Forlán, Goncalves, Matosas, Aguirregaray. Es la sangre. Los genes. El legado. Y, aparte de algo que tal vez aportó el destino, todo lo que pusieron Diego, Jorge, Gustavo y Matías para llegar a ser lo fueron y/o son, y a la vez dejar de ser algo que en el fútbol nunca ha sido fácil: los hijos de sus padres.
JORGE SAVIA
Con mayor o menor técnica, más o menos fuerza física, y distintos niveles de personalidad, no necesariamente Gustavo y Diego tuvieron que ser réplicas de Roberto y Pablo, como casi lo fueron “Tito chico” y “Tito padre”, y el “Vasquito” con el “Vasco”; pero, quizá, ha sido la cercanía de la gloria de los progenitores la que fue impregnando a los vástagos.

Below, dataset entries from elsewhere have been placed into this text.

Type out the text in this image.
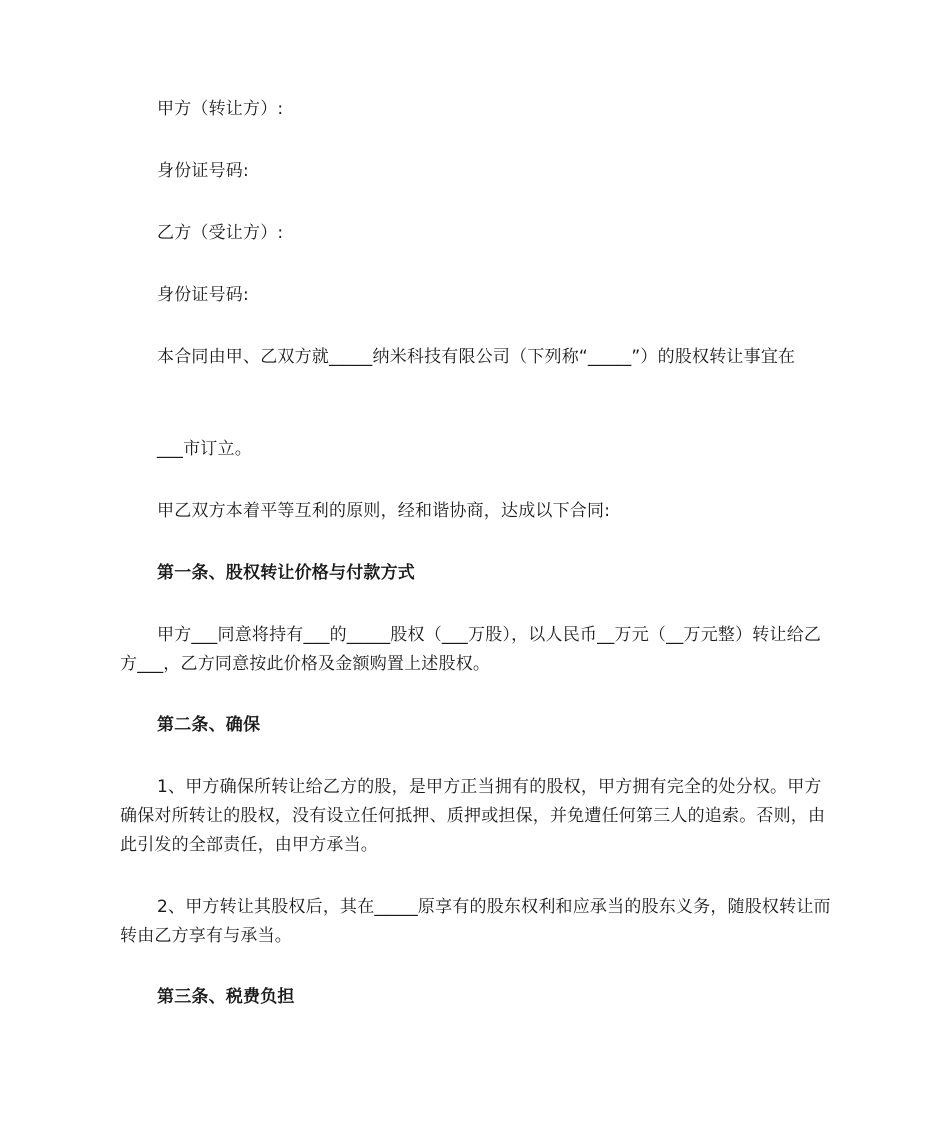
甲方（转让方）:

身份证号码:

乙方（受让方）:

身份证号码:

本合同由甲、乙双方就_____纳米科技有限公司（下列称“_____”）的股权转让事宜在

___市订立。

甲乙双方本着平等互利的原则，经和谐协商，达成以下合同:

第一条、股权转让价格与付款方式

甲方___同意将持有___的_____股权（___万股），以人民币__万元（__万元整）转让给乙方___，乙方同意按此价格及金额购置上述股权。

第二条、确保

1、甲方确保所转让给乙方的股，是甲方正当拥有的股权，甲方拥有完全的处分权。甲方确保对所转让的股权，没有设立任何抵押、质押或担保，并免遭任何第三人的追索。否则，由此引发的全部责任，由甲方承当。

2、甲方转让其股权后，其在_____原享有的股东权利和应承当的股东义务，随股权转让而转由乙方享有与承当。

第三条、税费负担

En ese sentido, la anécdota de la llegada de Gustavo a Los Aromos, a mediados de los 80, enviado por Roberto desde México con una recomendación para Máspoli, resulta por demás gráfica: cuando Roque le preguntó de qué jugaba, la respuesta fue “volante”; como al verlo en acción el entonces técnico aurinegro lo puso de zaguero, el futbolista le dijo que ese puesto no le gustaba; y ante la indagatoria del entrenador sobre los motivos por los que no le agradaba la zaga, la contestación fue: “Porque ahí no se hace plata”.
Bonachón, sonriente, Roque no se quedó callado: “Andá y preguntále a Passarella si no se hace plata”; pero, por más razón que tuviera, Gustavo fue campeón de América y del mundo de volante.
Es el “ADN de Peñarol” que Damiani dice que anda buscando.